On the surface, President Davis’s decision seems at odds with his purpose. Wasn’t it a bit risky to hand authority of such a weighty issue over to a state and let the trial proceed in Charleston, that hot-headed city that started the war? Ah, but Davis was a sly old fox, you see. He knew a civil trial would appease everyone—racial extremists, abolitionists, and Englishmen. And he recognized that the court could hardly fail to find Blacks taken in battle, wearing the blue uniform, in the employ of and with the full backing of the United States of America, to be true soldiers.
Governor Bonham actually began by establishing a commission to interview two dozen of the prisoners, and four who admitted to being former slaves were then hand-picked for the trial, which took place over three days beginning on September 8, 1863. Council for the defendants was provided by a Charleston lawyer by the name of Nelson Mitchell, who argued exactly as President Davis had foreseen. And in the end, despite a good deal of public outcry, Davis got his wish. The judge agreed that the POWs were indeed soldiers and could not be prosecuted as criminals.
Lest you think President Davis took too great a gamble with these men’s lives, consider his second condition. Any sentencing would be carried out by the provost Marshall–military, over which he had full control. Had the verdict gone the other way, it is doubtful that he would have allowed the executions to be carried out. Most likely, the men would have been locked away somewhere, making them de facto prisoners of war. As it was, they were imprisoned in Castle Pinkney, a small fortress in Charleston harbor, for over a year and finally sent on to a POW camp in Florence, SC in December 1864. I did not research how many of them survived the war.
As a result of the trial, Black soldiers would thereafter be granted full legal rights as prisoners of war with one notable exception. Richmond refused to exchange them one for one, which would have granted them equal status with White soldiers. It was this incident that brought the entire prisoner exchange system to a halt. In reality, however, that new legal status wasn’t always enough to overcome Southern hatred for black men in uniform. The Fort Pillow Massacre of April 12, 1864 was one tragic example. But overall, at least in the North, the formation of Colored regiments did much to begin changing the universal prejudice against African Americans. It was certainly a major stepping stone on the long, long road to Civil Rights.
Part Three: Mitchelville
Interesting information about how the captured black soldiers on the Union side were treated by the southern states. President Davis really took a chance. But, most of all I find the exchange system really interesting — not equals. I look forward to how you use the material in Ebb Tide.

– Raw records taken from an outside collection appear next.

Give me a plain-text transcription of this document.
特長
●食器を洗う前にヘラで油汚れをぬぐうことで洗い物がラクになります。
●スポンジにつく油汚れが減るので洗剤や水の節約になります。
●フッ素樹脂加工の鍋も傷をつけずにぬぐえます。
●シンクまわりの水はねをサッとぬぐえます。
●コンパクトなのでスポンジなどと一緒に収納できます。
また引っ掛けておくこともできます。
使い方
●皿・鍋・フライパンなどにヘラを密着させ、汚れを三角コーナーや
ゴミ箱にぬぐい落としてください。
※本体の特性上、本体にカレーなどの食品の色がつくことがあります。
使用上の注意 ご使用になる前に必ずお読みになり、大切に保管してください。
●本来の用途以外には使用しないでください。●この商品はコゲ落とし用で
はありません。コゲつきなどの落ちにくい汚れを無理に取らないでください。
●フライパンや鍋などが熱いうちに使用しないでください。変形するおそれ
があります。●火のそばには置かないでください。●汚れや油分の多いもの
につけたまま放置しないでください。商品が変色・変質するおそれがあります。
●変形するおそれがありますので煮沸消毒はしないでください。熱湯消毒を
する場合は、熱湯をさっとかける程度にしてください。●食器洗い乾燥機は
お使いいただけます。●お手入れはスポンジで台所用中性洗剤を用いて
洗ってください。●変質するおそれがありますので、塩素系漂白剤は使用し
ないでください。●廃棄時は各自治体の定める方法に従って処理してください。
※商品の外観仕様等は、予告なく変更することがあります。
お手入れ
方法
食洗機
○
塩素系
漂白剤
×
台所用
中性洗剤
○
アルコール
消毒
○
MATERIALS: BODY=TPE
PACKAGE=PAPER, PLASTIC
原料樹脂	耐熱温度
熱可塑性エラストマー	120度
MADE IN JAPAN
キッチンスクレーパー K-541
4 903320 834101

Yes, the South was stubborn to the point of breaking down the system on that one. But I dare say it was on its way out anyway. Both sides had come to realize this was going to be a long, drawn-out fight and exchange would only prolong it.
You are right, this sounds like another movie script. Maybe someday! (My own personal candidate for best potential screenplay of largely forgotten historical event: the story of Dred Scott.) Thank you for the history lesson here.
I did seriously consider pursuing this as its own novel but decided not to after a few weeks of deliberating. It’s more straight historical and would require far deeper research than I need to do for my historical fiction. With kids still at home, this probably isn’t the time to undertake a project that would likely require me to travel to my source documents.
Yes, Dred Scot would be another fantastic project!